L'accompagnement à l'orientation devrait être au cœur du projet d'établissement. Le rôle des parents d'élèves dans les conseils d'administration, c'est de questionner sur ce qui se fait dans les heures dédiées à l'orientation. Quels sont les projets portés sur cette dotation horaire ? Veiller à ce que ces projets soient en adéquation avec les projets des élèves. Le premier orienteur, au-delà des parents, c'est le professeur principal des collèges.

2- La réforme de la formation professionnelle et de l'apprentissage,  tremplin pour l'insertion des jeunes ?

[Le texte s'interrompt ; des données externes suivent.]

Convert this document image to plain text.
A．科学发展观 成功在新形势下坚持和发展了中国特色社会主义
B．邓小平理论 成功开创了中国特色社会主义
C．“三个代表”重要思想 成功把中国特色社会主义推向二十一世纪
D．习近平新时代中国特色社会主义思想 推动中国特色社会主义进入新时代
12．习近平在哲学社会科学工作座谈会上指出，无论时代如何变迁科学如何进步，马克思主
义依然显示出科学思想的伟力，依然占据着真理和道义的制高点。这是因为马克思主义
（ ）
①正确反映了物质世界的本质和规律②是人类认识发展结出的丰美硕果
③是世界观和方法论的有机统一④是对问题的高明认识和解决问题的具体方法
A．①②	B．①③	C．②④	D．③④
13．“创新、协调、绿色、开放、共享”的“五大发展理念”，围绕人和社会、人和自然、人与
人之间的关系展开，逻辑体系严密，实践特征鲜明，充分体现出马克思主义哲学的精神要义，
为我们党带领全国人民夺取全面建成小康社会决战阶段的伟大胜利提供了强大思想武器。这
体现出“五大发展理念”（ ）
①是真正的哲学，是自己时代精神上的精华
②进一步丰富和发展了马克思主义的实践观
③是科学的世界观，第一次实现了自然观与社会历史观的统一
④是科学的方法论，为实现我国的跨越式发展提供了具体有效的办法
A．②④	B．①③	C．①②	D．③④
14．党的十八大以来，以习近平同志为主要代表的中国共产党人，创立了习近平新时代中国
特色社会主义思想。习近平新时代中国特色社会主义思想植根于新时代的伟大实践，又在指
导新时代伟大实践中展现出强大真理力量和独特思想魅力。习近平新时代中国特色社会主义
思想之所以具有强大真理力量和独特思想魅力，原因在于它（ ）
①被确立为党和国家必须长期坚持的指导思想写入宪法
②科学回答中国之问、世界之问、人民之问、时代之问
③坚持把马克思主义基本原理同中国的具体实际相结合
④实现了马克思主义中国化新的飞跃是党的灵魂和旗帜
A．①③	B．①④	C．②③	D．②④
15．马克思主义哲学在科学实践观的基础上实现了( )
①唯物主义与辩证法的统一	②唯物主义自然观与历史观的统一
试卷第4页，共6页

Accompagnant ces changements dans l'orientation, la réforme des lycées professionnels associée à la transformation de la formation professionnelle et de l'apprentissage apporte de nouvelles opportunités d'ouvrir l'école vers son environnement territorial et le monde extérieur et d'adapter l'enseignement et la pédagogie à ces réalités professionnelles. Pour avancer dans la question en débat : "en quoi ces réformes constituent-elles un tremplin pour l'insertion des jeunes et la réussite de tous les élèves ?", je voudrais l'introduire en abordant rapidement les points saillants de la réforme des lycées professionnels notamment que sont : 

  • La question de la mixité des statuts des lycéens en alternance et en apprentissage

  • Les stages de découverte en collège et les Périodes de Formation en Milieu Professionnel au lycée en rapport avec l'orientation 

  • La question de la co-intervention entre matière professionnelle et générale

La question de la mixité des statuts des alternants (sous statut scolaire et apprentissage) dans les classes, que ce soit dans les lycées professionnels ou maintenant aussi dans les CFA, est une innovation majeure dans la transformation de la voie professionnelle en France en une voie d'excellence, favorisant ainsi l'acquisition des compétences, d'une qualification pour le métier et une garantie de trouver plus vite un emploi qualifié. 

En rapport avec le travail d'accompagnement à l'orientation fait en classe et avec les professionnels faisant découvrir les métiers, le stage de découverte en collège et les PFMP au lycée ou en CFA sont l'occasion de découvrir l'entreprise, d'y acquérir en alternance un début de compétences, et permet avec le diplôme, et la réalisation d'un chef d'œuvre, une certification de qualification. La divergence entre les deux voies, voie scolaire et de l'apprentissage, cèdera peu à peu la place à la convergence entre ces deux formes d'alternance, en fait complémentaire, au bénéfice de l'emploi qualifié. 

La co-intervention entre matière professionnelle et générale apporte aussi sa pierre à la réussite de tous les élèves, qu'ils baignent plutôt dans la culture du livre ou celle de la pratique.